Höhere Zuzahlungen, aber keine geringeren Krankenkassen-Beiträge

Die meisten gesetzlich Krankenversicherten können zum 1. Januar 2005 nicht mit einer Beitragssenkung rechnen. Das ist das Ergebnis einer Umfrage des ZDF-Wirtschaftsmagazins WISO unter allen bundesweit geöffneten gesetzlichen Krankenkassen. Nur 21 der 199 Krankenkassen in Deutschland werden im Januar 2005 von ihren Mitgliedern einen geringeren Beitragssatz verlangen. Zusammen versichern sie lediglich rund 2,64 Millionen Mitglieder. 166 Kassen werden ihren Beitragssatz zur Jahreswende nicht ändern. Sechs Kassen erhöhen ihre Beitragssätze (GEK, BKK Phönix, BKK Freudenberg, BKK Schott-Zeiss, Securvita BKK und BROSE BKK). Bei weiteren sechs gesetzlichen Krankenkassen steht eine Entscheidung noch aus. Damit müssen die meisten der 72,2 Millionen gesetzlich versicherten Deutschen unverändert hohe Beiträge zahlen, obwohl sie durch höhere Zuzahlungen und die Praxisgebühr stärker belastet werden.

Auch das Ziel, die Krankenkassenbeiträge bereits 2004 merklich zu senken, wurde verfehlt: Wie WISO ermittelte, beträgt der durchschnittliche Beitragssatz 14,2 Prozent. Die von Bundesgesundheitsministerin Ulla Schmidt (SPD) zuletzt angestrebte Absenkung des durchschnittlichen Beitragssatzes auf 13,6 Prozent Ende 2004 wurde somit nicht verwirklicht. Nur 40 Krankenkassen haben 2004 ihre Beiträge gesenkt. Von der durchschnittlichen Senkung um 0,4 Prozentpunkte profitierten mehr als 20 Millionen Versicherte. Drei Millionen Versicherte von 65 Kassen mussten hingegen Beitragssteigerungen um durchschnittlich 0,7 Prozentpunkte hinnehmen.

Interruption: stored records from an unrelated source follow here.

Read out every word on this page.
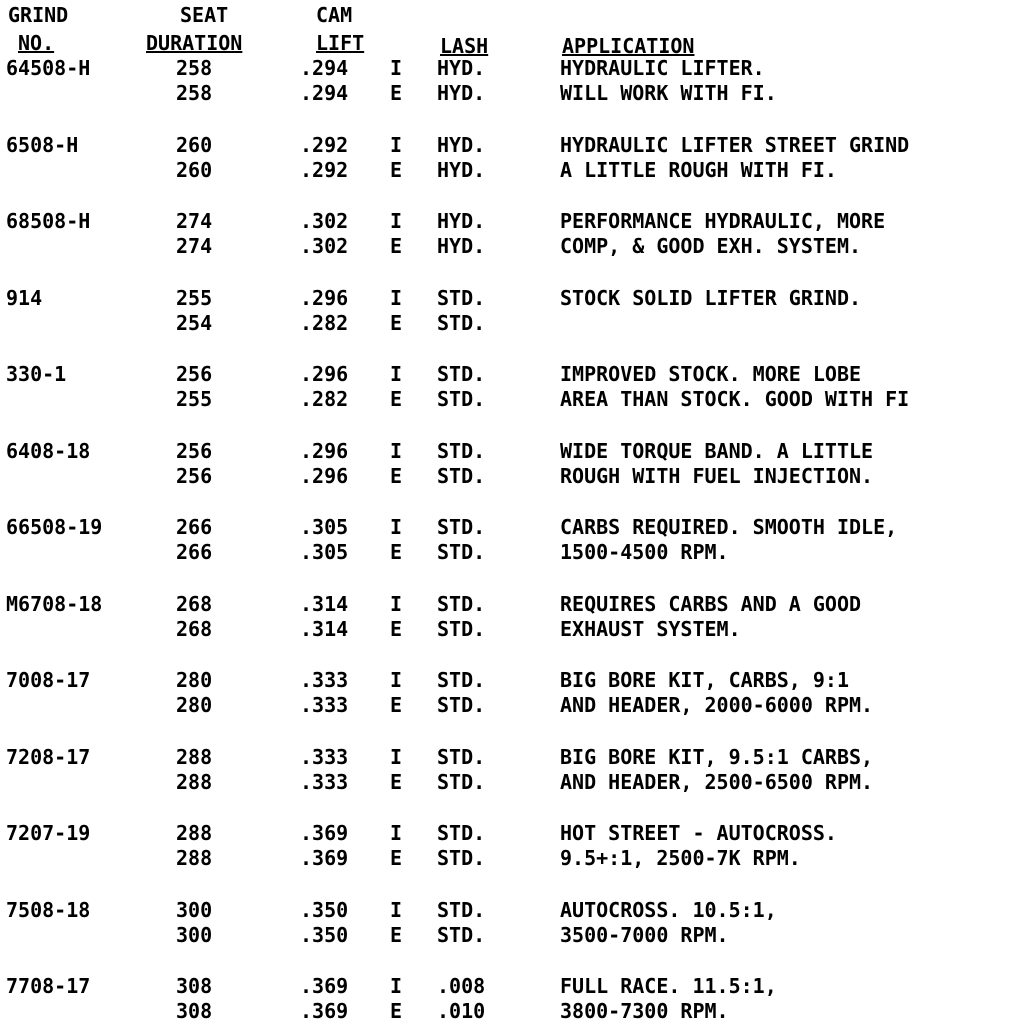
GRIND
NO.
SEAT
DURATION
CAM
LIFT	LASH	APPLICATION
64508-H	258	.294 I HYD.	HYDRAULIC LIFTER.
258	.294 E HYD.	WILL WORK WITH FI.
6508-H	260	.292 I HYD.	HYDRAULIC LIFTER STREET GRIND
260	.292 E HYD.	A LITTLE ROUGH WITH FI.
68508-H	274	.302 I HYD.	PERFORMANCE HYDRAULIC, MORE
274	.302 E HYD.	COMP, & GOOD EXH. SYSTEM.
914	255	.296 I STD.	STOCK SOLID LIFTER GRIND.
254	.282 E STD.
330-1	256	.296 I STD.	IMPROVED STOCK. MORE LOBE
255	.282 E STD.	AREA THAN STOCK. GOOD WITH FI
6408-18	256	.296 I STD.	WIDE TORQUE BAND. A LITTLE
256	.296 E STD.	ROUGH WITH FUEL INJECTION.
66508-19	266	.305 I STD.	CARBS REQUIRED. SMOOTH IDLE,
266	.305 E STD.	1500-4500 RPM.
M6708-18	268	.314 I STD.	REQUIRES CARBS AND A GOOD
268	.314 E STD.	EXHAUST SYSTEM.
7008-17	280	.333 I STD.	BIG BORE KIT, CARBS, 9:1
280	.333 E STD.	AND HEADER, 2000-6000 RPM.
7208-17	288	.333 I STD.	BIG BORE KIT, 9.5:1 CARBS,
288	.333 E STD.	AND HEADER, 2500-6500 RPM.
7207-19	288	.369 I STD.	HOT STREET - AUTOCROSS.
288	.369 E STD.	9.5+:1, 2500-7K RPM.
7508-18	300	.350 I STD.	AUTOCROSS. 10.5:1,
300	.350 E STD.	3500-7000 RPM.
7708-17	308	.369 I .008	FULL RACE. 11.5:1,
308	.369 E .010	3800-7300 RPM.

Ferner zeigte die Umfrage weiterhin große Beitragsunterschiede: So ließenn sich bei einem monatlichen Bruttogehalt von 2.750 Euro durch einen Krankenkassenwechsel von der IKK Bayern (15,7 Prozent) zur IKK-Direkkt (12,9 Prozent) im Jahr 462 Euro sparen.